Zuerst einmal gibt es einige Unterschiede zwischen Dramaturgen beim Film und Dramaturgen beim Theater. Die Aufgabe des Film-Dramaturgen besteht darin, eine vorliegende Drehbuchfassung durchzuarbeiten und sich mit allen relevanten Aspekten eines Filmprojekts wie z. B. Figuren, Thema und Struktur ausführlich auseinanderzusetzen und dabei Stärken und Schwächen aufzuzeigen.
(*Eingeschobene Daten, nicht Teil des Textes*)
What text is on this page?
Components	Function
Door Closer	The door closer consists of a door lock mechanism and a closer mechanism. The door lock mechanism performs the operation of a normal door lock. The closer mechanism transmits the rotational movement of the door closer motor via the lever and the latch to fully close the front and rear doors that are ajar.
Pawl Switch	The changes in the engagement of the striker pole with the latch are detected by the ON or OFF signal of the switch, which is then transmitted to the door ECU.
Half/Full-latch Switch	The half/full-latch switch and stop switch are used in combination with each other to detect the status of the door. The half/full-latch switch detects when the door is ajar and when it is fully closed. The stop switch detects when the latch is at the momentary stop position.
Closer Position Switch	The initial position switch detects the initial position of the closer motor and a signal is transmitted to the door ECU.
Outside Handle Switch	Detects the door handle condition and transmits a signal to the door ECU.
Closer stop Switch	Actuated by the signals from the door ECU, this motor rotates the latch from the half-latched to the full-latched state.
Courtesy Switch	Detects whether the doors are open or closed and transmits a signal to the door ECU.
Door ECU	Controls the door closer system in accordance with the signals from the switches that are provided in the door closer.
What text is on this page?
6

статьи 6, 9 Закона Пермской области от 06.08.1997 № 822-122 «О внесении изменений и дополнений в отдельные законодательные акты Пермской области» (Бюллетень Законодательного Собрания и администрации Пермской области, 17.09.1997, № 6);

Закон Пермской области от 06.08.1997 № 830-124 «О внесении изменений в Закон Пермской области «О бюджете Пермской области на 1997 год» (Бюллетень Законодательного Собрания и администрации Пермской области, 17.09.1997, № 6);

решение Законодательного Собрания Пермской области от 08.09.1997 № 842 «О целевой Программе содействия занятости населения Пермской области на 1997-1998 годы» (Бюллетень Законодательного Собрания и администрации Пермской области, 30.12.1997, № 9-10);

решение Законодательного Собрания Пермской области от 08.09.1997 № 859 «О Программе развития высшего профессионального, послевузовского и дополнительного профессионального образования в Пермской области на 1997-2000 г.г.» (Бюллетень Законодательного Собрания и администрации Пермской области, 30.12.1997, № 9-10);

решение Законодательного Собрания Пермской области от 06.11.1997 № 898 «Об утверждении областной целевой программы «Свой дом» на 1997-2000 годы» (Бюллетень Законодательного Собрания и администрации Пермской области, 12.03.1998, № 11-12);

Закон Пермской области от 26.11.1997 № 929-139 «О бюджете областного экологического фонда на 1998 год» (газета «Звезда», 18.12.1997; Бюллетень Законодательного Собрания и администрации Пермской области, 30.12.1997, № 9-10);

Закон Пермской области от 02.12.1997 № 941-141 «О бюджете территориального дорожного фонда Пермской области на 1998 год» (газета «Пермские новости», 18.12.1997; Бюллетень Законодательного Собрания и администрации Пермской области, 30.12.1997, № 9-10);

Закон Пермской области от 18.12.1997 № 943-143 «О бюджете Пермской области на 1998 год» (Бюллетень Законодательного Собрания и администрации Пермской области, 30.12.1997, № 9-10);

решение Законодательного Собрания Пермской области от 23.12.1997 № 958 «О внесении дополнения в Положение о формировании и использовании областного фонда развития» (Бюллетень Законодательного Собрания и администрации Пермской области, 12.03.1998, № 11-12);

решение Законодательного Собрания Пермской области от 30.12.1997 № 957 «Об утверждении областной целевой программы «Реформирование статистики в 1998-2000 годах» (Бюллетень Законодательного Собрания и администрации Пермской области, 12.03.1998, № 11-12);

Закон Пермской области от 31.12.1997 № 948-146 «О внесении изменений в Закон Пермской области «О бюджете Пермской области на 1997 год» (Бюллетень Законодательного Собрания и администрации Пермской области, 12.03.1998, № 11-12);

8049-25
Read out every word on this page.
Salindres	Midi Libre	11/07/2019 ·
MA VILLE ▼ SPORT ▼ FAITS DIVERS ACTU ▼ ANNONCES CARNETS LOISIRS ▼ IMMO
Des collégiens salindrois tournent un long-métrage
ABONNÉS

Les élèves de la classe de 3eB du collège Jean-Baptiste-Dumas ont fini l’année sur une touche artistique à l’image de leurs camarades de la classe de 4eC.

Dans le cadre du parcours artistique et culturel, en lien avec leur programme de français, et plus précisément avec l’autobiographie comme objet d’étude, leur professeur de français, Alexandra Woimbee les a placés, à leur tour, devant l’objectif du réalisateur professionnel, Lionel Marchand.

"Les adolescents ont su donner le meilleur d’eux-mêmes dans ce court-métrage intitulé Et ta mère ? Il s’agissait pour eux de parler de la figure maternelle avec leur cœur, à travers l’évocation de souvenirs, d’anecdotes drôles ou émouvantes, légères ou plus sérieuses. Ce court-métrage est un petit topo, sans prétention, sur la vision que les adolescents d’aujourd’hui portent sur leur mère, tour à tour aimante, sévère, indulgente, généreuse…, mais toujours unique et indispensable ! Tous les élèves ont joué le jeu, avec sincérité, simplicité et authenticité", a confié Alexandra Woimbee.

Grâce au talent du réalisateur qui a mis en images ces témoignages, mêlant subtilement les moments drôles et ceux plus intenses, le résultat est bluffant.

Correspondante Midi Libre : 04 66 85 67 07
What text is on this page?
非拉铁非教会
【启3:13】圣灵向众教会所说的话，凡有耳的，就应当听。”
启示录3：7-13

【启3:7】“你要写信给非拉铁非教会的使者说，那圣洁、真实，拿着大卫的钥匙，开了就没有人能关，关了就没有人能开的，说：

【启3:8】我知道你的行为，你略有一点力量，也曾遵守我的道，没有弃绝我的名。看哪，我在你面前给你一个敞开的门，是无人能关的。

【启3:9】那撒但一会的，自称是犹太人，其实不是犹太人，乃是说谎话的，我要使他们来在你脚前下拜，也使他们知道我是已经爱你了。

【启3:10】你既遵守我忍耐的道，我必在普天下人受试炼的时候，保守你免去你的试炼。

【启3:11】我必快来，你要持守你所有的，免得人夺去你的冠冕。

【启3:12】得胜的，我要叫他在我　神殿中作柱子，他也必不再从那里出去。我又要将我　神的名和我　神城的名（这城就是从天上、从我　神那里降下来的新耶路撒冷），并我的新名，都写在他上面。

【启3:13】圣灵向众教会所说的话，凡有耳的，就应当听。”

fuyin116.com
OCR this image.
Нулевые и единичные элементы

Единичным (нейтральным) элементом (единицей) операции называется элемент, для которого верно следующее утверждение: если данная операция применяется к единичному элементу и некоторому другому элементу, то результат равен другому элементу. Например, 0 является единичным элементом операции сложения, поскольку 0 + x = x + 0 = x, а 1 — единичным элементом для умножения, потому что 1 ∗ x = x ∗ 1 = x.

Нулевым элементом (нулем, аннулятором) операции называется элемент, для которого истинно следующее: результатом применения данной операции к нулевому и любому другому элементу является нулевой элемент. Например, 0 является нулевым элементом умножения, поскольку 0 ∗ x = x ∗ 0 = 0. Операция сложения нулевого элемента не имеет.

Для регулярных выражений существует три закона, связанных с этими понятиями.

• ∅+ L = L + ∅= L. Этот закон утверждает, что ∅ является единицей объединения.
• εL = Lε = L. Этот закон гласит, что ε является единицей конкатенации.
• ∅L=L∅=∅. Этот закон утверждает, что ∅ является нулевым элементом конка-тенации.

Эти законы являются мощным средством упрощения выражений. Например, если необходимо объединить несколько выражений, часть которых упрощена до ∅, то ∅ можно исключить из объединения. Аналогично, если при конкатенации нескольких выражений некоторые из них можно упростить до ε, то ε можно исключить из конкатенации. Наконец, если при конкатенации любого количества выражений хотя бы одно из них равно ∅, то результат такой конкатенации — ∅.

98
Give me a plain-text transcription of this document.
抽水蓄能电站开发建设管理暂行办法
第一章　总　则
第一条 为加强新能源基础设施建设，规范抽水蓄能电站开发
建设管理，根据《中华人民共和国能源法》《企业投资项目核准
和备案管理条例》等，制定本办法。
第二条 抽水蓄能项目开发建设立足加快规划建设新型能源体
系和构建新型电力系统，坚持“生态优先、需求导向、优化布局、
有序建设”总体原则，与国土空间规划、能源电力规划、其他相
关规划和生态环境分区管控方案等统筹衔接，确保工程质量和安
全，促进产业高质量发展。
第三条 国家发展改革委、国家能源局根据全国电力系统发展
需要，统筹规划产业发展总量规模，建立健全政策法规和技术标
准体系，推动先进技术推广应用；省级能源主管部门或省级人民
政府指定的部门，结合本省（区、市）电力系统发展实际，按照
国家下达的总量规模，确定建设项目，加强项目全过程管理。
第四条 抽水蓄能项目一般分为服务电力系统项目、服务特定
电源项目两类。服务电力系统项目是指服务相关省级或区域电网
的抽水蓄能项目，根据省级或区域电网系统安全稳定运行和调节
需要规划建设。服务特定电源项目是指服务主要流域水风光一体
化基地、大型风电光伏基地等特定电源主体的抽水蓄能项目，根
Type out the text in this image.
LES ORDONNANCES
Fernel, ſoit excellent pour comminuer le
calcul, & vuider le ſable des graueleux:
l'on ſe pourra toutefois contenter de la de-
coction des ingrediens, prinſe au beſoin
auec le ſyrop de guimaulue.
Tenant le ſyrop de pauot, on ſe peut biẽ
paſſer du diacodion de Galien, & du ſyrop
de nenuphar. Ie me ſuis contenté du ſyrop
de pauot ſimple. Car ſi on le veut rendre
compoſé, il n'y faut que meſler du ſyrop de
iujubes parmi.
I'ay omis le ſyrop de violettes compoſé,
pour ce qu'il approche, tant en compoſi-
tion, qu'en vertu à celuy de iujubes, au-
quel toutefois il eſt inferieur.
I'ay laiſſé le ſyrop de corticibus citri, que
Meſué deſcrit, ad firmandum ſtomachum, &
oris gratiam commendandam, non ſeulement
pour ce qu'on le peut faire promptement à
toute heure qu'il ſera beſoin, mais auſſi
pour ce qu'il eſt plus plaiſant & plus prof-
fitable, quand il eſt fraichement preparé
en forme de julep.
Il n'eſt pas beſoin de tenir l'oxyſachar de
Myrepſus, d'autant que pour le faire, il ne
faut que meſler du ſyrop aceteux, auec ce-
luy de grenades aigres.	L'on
Im Gegensatz zum Autor sind Dramaturgen nicht für eine einzelne Folge verantwortlich, sondern überblicken den gesamten Staffelverlauf. Marvin und seine Kollegen müssen auch auf die grammatikalische und inhaltliche Richtigkeit achten. Sie können ganze Sätze streichen oder welche hinzufügen, je nach dem, wie es besser klingt. Ganz anders ein Theater-Dramaturg. Der kümmert sich nämlich in enger Abstimmung mit anderen Gewerken um die Auswahl der Schauspieler und der Einrichtung des Textes. Außerdem ist er dafür zuständig, den Spielplan des Theaters zu erarbeiten und ist unter Einbeziehung von Sekundärliteratur für die konzeptionelle Arbeit des Regieteams verantwortlich. Das heißt also ein Dramaturg beim Fernsehen ist nicht der Autor einer Folge oder Serie. Was genau der Dramaturg tut, habe ich euch ja schon erzählt aber was macht denn jetzt ein Autor? Der Autor schreibt die Drehbücher für einen Film, bzw. für eine Serie, welche sich der Dramaturg, wie oben beschrieben, genauer ansieht. Unsere Dramaturgen und Autoren arbeiten nach einem so genannten Buchplan. Dieser gibt vor, wann welches Drehbuch fertig sein sollte. Die komplette Bucharbeit ist ein Prozess, an dem viele weitere Leute mitwirken, über die ich euch in weiteren Kolumnen noch berichten werde, wie zum Beispiel die Redaktion und unsere Produzentin.

Ein kleines Beispiel, wie so eine Geschichte entsteht:
 Nehmen wir dafür Constanze und Dominik. Zuerst überlegen sich die Autoren, was sind Dominik oder Constanze für Personen? Sind sie aufgeweckt, oder eher ruhig? Stehen sie auf Computerspiele oder hängen sie lieber mit Freunden rum? Wenn die Persönlichkeiten der Figuren stehen, kann man sich eine Geschichte ausdenken. Die Streitereien zwischen Constanze und Dominik kennt ihr ja – wie bei normalen Geschwistern halt.. Dann wird überlegt: wie könnten die beiden aneinander geraten und was für eine Geschichte könnte daraus entstehen? Constanze könnte ja versuchen, Dominik vom Einstein zu vergraulen!